“BASIC: Combined Scaling for Open-Vocabulary Image Classification”, 2021-11-19 (; similar):
We present a combined scaling method—named BASIC—that achieves 85.7% top-1 accuracy on the ImageNet ILSVRC-2012 validation set without learning from any labeled ImageNet example. This accuracy surpasses best published similar models—CLIP and ALIGN—by 9.3%. Our BASIC model also shows substantial improvements in robustness benchmarks. For instance, on 5 test sets with natural distribution shifts such as ImageNet-A, R, V2, Sketch and ObjectNet, our model achieves 84.3% top-1 average accuracy, only a small drop from its original ImageNet accuracy.
To achieve these results, we scale up the contrastive learning framework of CLIP and ALIGN in 3 dimensions: data size, model size, and batch size. Our dataset has 6.6B noisy image-text pairs, which is 4× larger than ALIGN, and 16× larger than CLIP. Our largest model has 3B weights, which is 3.75× larger in parameters and 8× larger in FLOPs than ALIGN and CLIP. Finally, our batch size is 65,536 which is 2× more than CLIP and 4× more than ALIGN.

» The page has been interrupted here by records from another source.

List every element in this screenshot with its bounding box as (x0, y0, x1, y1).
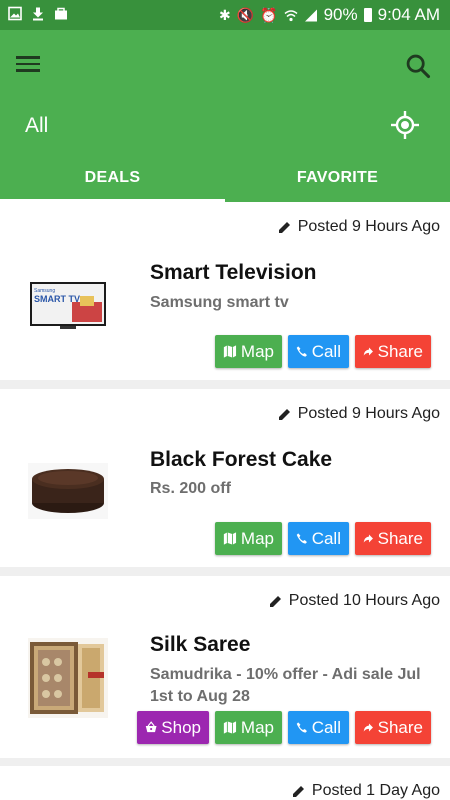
posted-time: Posted 9 Hours Ago (278, 405, 440, 423)
thumb-tv-text: SMART TV (34, 294, 80, 304)
alarm-icon: ⏰ (260, 6, 278, 23)
share-button[interactable]: Share (355, 335, 431, 368)
signal-icon (304, 9, 317, 21)
deal-actions: Shop Map Call Share (137, 711, 431, 744)
status-bar: ✱ 🔇 ⏰ 90% 9:04 AM (0, 0, 450, 30)
deal-card[interactable]: Posted 9 Hours Ago Black Forest Cake Rs.… (0, 389, 450, 567)
share-icon (363, 347, 373, 356)
deal-title: Smart Television (150, 261, 317, 284)
phone-icon (296, 533, 307, 544)
pencil-icon (278, 222, 290, 233)
map-button[interactable]: Map (215, 711, 282, 744)
call-label: Call (311, 528, 341, 548)
battery-icon (363, 8, 372, 22)
posted-time: Posted 9 Hours Ago (278, 218, 440, 236)
deal-actions: Map Call Share (215, 522, 431, 555)
map-label: Map (240, 717, 274, 737)
shop-label: Shop (161, 717, 201, 737)
posted-label: Posted 9 Hours Ago (297, 218, 440, 235)
posted-label: Posted 10 Hours Ago (288, 592, 440, 609)
map-label: Map (240, 341, 274, 361)
map-button[interactable]: Map (215, 335, 282, 368)
call-button[interactable]: Call (288, 711, 349, 744)
map-button[interactable]: Map (215, 522, 282, 555)
share-button[interactable]: Share (355, 711, 431, 744)
call-button[interactable]: Call (288, 335, 349, 368)
location-label[interactable]: All (25, 114, 48, 138)
pencil-icon (269, 596, 281, 607)
call-label: Call (311, 341, 341, 361)
tab-favorite[interactable]: FAVORITE (225, 162, 450, 202)
map-icon (223, 345, 237, 358)
posted-time: Posted 10 Hours Ago (269, 592, 440, 610)
map-icon (223, 532, 237, 545)
share-button[interactable]: Share (355, 522, 431, 555)
shop-button[interactable]: Shop (137, 711, 209, 744)
map-label: Map (240, 528, 274, 548)
pencil-icon (278, 409, 290, 420)
tab-deals[interactable]: DEALS (0, 162, 225, 202)
deal-title: Silk Saree (150, 633, 251, 656)
map-icon (223, 721, 237, 734)
call-button[interactable]: Call (288, 522, 349, 555)
tab-bar: DEALS FAVORITE (0, 162, 450, 202)
posted-label: Posted 1 Day Ago (311, 782, 440, 799)
share-icon (363, 534, 373, 543)
wifi-icon (284, 9, 298, 21)
deal-card[interactable]: Posted 10 Hours Ago Silk Saree Samudrika… (0, 576, 450, 758)
gps-location-button[interactable] (390, 110, 420, 140)
pencil-icon (292, 786, 304, 797)
deal-thumbnail[interactable] (28, 463, 108, 519)
shopping-bag-icon (55, 7, 67, 20)
deal-subtitle: Rs. 200 off (150, 480, 231, 497)
download-icon (33, 7, 43, 21)
deal-actions: Map Call Share (215, 335, 431, 368)
search-button[interactable] (404, 52, 432, 80)
image-notification-icon (8, 6, 22, 21)
battery-level: 90% (323, 5, 358, 24)
deal-subtitle: Samudrika - 10% offer - Adi sale Jul 1st… (150, 666, 421, 705)
call-label: Call (311, 717, 341, 737)
posted-label: Posted 9 Hours Ago (297, 405, 440, 422)
posted-time: Posted 1 Day Ago (292, 782, 440, 800)
shopping-basket-icon (145, 721, 157, 733)
deal-title: Black Forest Cake (150, 448, 333, 471)
phone-icon (296, 722, 307, 733)
mute-icon: 🔇 (236, 6, 255, 23)
deal-card[interactable]: Posted 9 Hours Ago Samsung SMART TV Smar… (0, 202, 450, 380)
deal-thumbnail[interactable] (28, 638, 108, 718)
share-label: Share (377, 528, 423, 548)
phone-icon (296, 346, 307, 357)
share-label: Share (377, 717, 423, 737)
clock: 9:04 AM (377, 5, 440, 24)
deal-subtitle: Samsung smart tv (150, 294, 289, 311)
share-label: Share (377, 341, 423, 361)
bluetooth-icon: ✱ (218, 6, 231, 23)
app-bar: All DEALS FAVORITE (0, 30, 450, 202)
menu-button[interactable] (16, 52, 44, 78)
deal-thumbnail[interactable]: Samsung SMART TV (28, 278, 108, 334)
menu-icon (16, 56, 40, 59)
share-icon (363, 723, 373, 732)
deal-card[interactable]: Posted 1 Day Ago (0, 766, 450, 800)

We encountered two main challenges with the scaling rules of BASIC. First, the main challenge with implementing the combined scaling rules of BASIC is the limited memory of accelerators, such as GPUs and TPUs. To overcome the memory limit, we propose two simple methods which make use of gradient checkpointing and model parallelism.

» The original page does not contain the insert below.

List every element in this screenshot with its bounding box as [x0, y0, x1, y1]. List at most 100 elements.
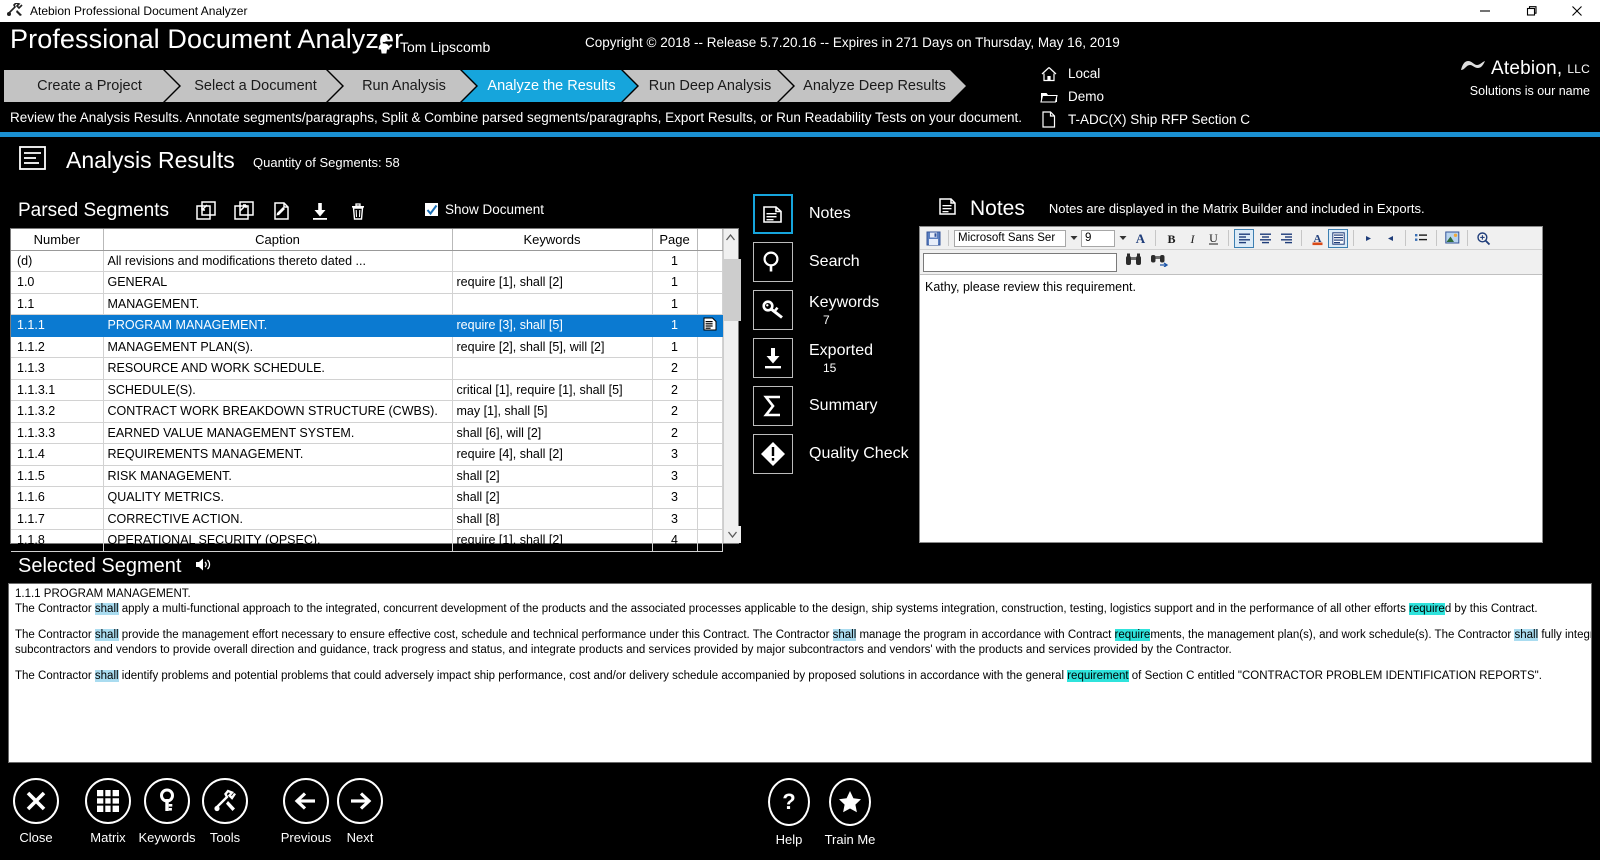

Second, while increasing the dataset size and the model size has been the defacto method to improve the performance of deep learning models like BASIC, the effect of a large contrastive batch size on such contrastive-trained image-text models is not well-understood. To shed light on the benefits of large contrastive batch sizes, we develop a theoretical framework which shows that larger contrastive batch sizes lead to smaller generalization gaps for image-text models such as BASIC.